New Lloyds Bank analysis shows 3% year-on-year growth in essential spending putting pressure on outgoings with only 35% of working consumers believing they have seen their household income increase over the last 12 months according to the latest Lloyds Bank Spending Power Report.

In the monthly Ipsos MORI survey of over 2,000 bank account holders in the UK, 36% of working consumers reported that over the last 12 months they have seen no change in their household’s income. Over the same period, 17% of consumers who are not retired believe they have actually seen a decrease in income, with the hardest hit being those either working in the public sector (19%), earning up to £34,999 (19%), or above the age of 35 (19%).

Despite some respite provided by recent reports of falling inflation and an increase in year on year average earnings growth, UK households have experienced pressure on their spending over the past 12 months. This has been exacerbated by rising living costs over the same period. Lloyds Bank analysis of its own customer account data has found 3% year-on-year growth in consumers’ essential spending for February. Gas and electricity spending alone rose by just over 5% year-on-year, the seventh consecutive month of spending increase.

It’s no surprise therefore that consumers reported feeling increasingly pessimistic about the UK’s financial position. Those surveyed are increasingly negative compared to last year about inflation (up 6 percentage points) and the country’s financial situation (5pp).
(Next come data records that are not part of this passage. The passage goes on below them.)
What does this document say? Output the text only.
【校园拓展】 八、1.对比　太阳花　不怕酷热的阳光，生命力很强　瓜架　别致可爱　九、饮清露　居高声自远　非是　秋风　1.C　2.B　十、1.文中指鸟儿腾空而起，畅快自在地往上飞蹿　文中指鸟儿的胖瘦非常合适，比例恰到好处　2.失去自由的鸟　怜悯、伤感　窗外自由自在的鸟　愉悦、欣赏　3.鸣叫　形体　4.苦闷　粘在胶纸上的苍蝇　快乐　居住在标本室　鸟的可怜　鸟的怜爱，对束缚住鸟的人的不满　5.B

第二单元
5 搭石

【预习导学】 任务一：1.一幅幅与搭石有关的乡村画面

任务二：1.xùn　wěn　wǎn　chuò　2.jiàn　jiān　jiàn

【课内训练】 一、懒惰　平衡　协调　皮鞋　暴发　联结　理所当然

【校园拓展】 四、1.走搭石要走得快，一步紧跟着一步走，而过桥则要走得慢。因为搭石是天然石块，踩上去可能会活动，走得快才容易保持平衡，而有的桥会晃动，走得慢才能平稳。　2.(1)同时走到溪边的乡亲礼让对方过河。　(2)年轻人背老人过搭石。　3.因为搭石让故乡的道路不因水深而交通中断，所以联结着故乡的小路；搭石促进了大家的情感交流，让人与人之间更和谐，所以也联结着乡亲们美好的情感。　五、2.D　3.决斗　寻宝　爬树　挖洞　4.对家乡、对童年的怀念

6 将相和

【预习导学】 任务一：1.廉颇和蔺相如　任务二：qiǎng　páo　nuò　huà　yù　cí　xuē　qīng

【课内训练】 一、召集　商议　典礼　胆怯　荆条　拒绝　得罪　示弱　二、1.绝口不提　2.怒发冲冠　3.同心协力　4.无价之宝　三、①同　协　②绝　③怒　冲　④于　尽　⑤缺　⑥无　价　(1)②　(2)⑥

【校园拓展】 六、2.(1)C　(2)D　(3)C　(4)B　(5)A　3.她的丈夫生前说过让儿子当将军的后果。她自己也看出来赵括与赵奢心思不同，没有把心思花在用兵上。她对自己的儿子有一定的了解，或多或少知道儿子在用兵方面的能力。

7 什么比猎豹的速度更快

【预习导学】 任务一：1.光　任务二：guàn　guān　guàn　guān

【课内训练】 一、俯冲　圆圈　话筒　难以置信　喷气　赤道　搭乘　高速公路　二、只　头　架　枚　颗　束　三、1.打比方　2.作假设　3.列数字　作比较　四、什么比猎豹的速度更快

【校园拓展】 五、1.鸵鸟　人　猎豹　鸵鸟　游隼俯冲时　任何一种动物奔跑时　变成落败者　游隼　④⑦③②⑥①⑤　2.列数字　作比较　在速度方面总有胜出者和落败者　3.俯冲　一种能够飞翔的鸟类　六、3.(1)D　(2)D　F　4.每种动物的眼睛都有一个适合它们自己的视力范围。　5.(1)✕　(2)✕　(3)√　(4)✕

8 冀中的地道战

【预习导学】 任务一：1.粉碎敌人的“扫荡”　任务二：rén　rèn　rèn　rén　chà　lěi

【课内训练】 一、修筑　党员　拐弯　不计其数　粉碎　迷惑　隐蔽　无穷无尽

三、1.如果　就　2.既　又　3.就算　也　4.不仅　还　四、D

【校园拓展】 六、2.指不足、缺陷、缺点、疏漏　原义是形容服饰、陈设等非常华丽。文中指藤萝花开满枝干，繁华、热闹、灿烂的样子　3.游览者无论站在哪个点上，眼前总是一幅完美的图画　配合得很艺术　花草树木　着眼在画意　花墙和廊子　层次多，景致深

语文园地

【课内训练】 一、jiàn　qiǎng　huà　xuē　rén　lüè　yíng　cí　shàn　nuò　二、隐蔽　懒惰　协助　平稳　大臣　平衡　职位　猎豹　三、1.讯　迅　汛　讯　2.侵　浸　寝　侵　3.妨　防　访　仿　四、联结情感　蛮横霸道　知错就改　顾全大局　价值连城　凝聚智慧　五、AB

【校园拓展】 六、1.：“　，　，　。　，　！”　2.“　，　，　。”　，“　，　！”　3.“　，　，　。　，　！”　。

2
Robin Bulloch, Managing Director of Lloyds Bank, said:“Whilst consumers will have been pleased to see the gap closing between inflation and wage growth in February, our research shows that UK households still feel they have been under real financial pressure in 2018. Inflation remains high, and people are having to make their money go further as a result of muted household income growth. We would encourage consumers to actively manage their finances and keep an eye on their discretionary spending.”

The Lloyds Bank research has also shown that homeowners, more so than renters, have experienced larger decreases in household income over the past 12 months. Of those who claim their household income has deteriorated, nearly 1 in 4 (23%) homeowners believe it has reduced by more than 20%, whereas only 16% of renters report reductions of the same proportion.